In general, the likelihood of perfect and absolute healing of an uncomplicated tibial or fibular fracture is good. However the result or prognosis depends on the location, severity of the fracture, and extent of soft tissue damage, along with the presence of any underlying complications. As stated by Babis, et al. (2009) in ‘Distal tibial fractures treated with hybrid external fixation’, age has no significant impact on the quality or time taken for the healing of a tibia and fibula fracture and leads to no further complications down the track.
The prognosis of an isolated fibula fracture is good as it is a non-weight bearing bone and has minimal complication. In contrast, the tibia that runs alongside the fibula is the most common fracture in the body to remain unhealed due to it being a major weight bearing bone.

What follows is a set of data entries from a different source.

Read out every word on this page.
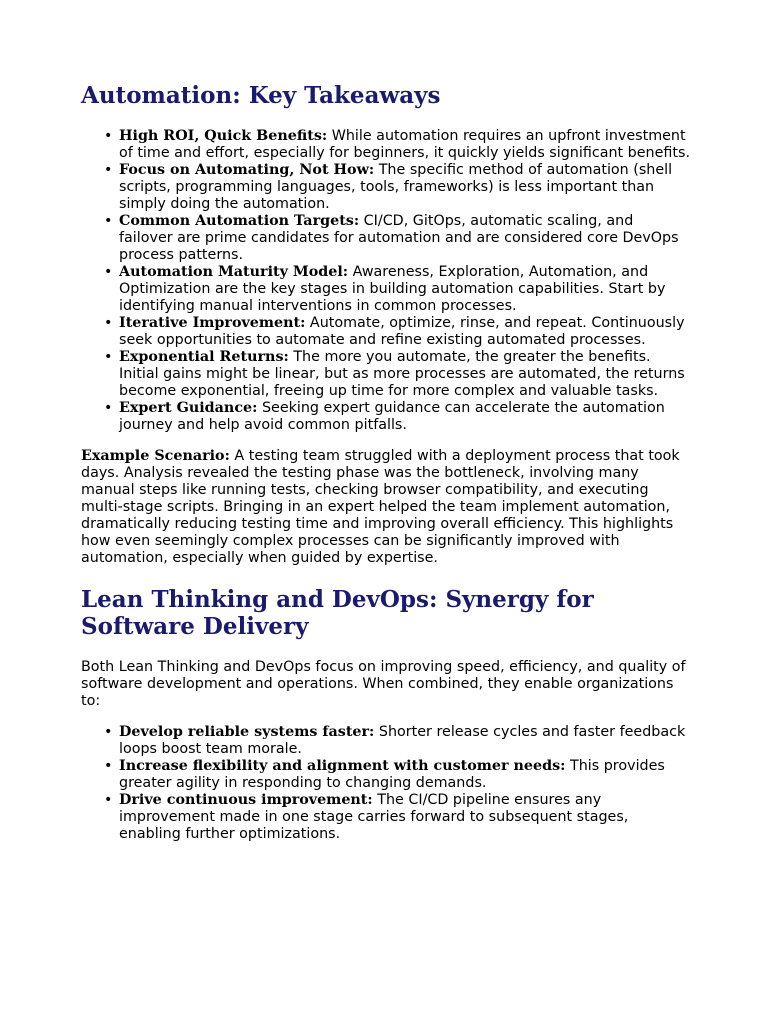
Automation: Key Takeaways
• High ROI, Quick Benefits: While automation requires an upfront investment of time and effort, especially for beginners, it quickly yields significant benefits.
• Focus on Automating, Not How: The specific method of automation (shell scripts, programming languages, tools, frameworks) is less important than simply doing the automation.
• Common Automation Targets: CI/CD, GitOps, automatic scaling, and failover are prime candidates for automation and are considered core DevOps process patterns.
• Automation Maturity Model: Awareness, Exploration, Automation, and Optimization are the key stages in building automation capabilities. Start by identifying manual interventions in common processes.
• Iterative Improvement: Automate, optimize, rinse, and repeat. Continuously seek opportunities to automate and refine existing automated processes.
• Exponential Returns: The more you automate, the greater the benefits. Initial gains might be linear, but as more processes are automated, the returns become exponential, freeing up time for more complex and valuable tasks.
• Expert Guidance: Seeking expert guidance can accelerate the automation journey and help avoid common pitfalls.

Example Scenario: A testing team struggled with a deployment process that took days. Analysis revealed the testing phase was the bottleneck, involving many manual steps like running tests, checking browser compatibility, and executing multi-stage scripts. Bringing in an expert helped the team implement automation, dramatically reducing testing time and improving overall efficiency. This highlights how even seemingly complex processes can be significantly improved with automation, especially when guided by expertise.

Lean Thinking and DevOps: Synergy for Software Delivery

Both Lean Thinking and DevOps focus on improving speed, efficiency, and quality of software development and operations. When combined, they enable organizations to:

• Develop reliable systems faster: Shorter release cycles and faster feedback loops boost team morale.
• Increase flexibility and alignment with customer needs: This provides greater agility in responding to changing demands.
• Drive continuous improvement: The CI/CD pipeline ensures any improvement made in one stage carries forward to subsequent stages, enabling further optimizations.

Infection is the biggest danger with a tibial fracture. It is most common after high velocity, open injuries with skin necrosis, similar to that of Sarah’s fracture after her skiing accident. However if correct treatment is administered in a timely manner, then the risk of infection is minimised. In conjunction with infection of the bone, joint stiffness and loss or knee motion can also occur.
Furthermore, delayed healing or misalignment of the bone fragments and leg shortening can occur in the case of a serious fracture and if the ankle or knee joints are involved then severe arthritis may occur.
Other complications include complex regional pain syndrome, fat embolism and compartment syndrome which is an injury to the common or deep nerves around the affected area which may result in foot drop and injuries to the popliteal artery.
In the worst case scenario, if there is severe soft tissue damage, neurovascular compromise, popliteal artery injury, compartment syndrome or infection of the soft tissues such as gangrene in the leg then amputation may be necessary.
Return to work restrictions:
After a fracture to the tibia, prolonged standing and walking will be temporarily limited and the individual will be unable to engage in physical activity that requires leg strength and movement.
Furthermore, if the right leg is injured then the individual will be restricted and unable to drive until lower leg strength is improved and the control of the lower leg muscles is regained. This will limit the individual’s ways in which to travel to work.
The injured leg needs to be elevated to help with the reduction of swelling and blood pooling and in some cases this isn’t possible in the work place.
Finally, the individual may be taking pain killers with sedating qualities that may affect dexterity, alertness and cognitive function all in which will result in poor performance at work.
Failure to recover:
If the individual fails to recover in the maximum amount of time then questions are asked to determine why this is the case. Additional assessments are required to see where there can be changes or improvements to ensure adequate recovery in the future.
If Sarah cooperates and follows her surgeon and physiotherapist’s instructions such as no weight bearing activities for 6 weeks and completes her exercises correctly then the likelihood of a full recovery from her fracture is promising.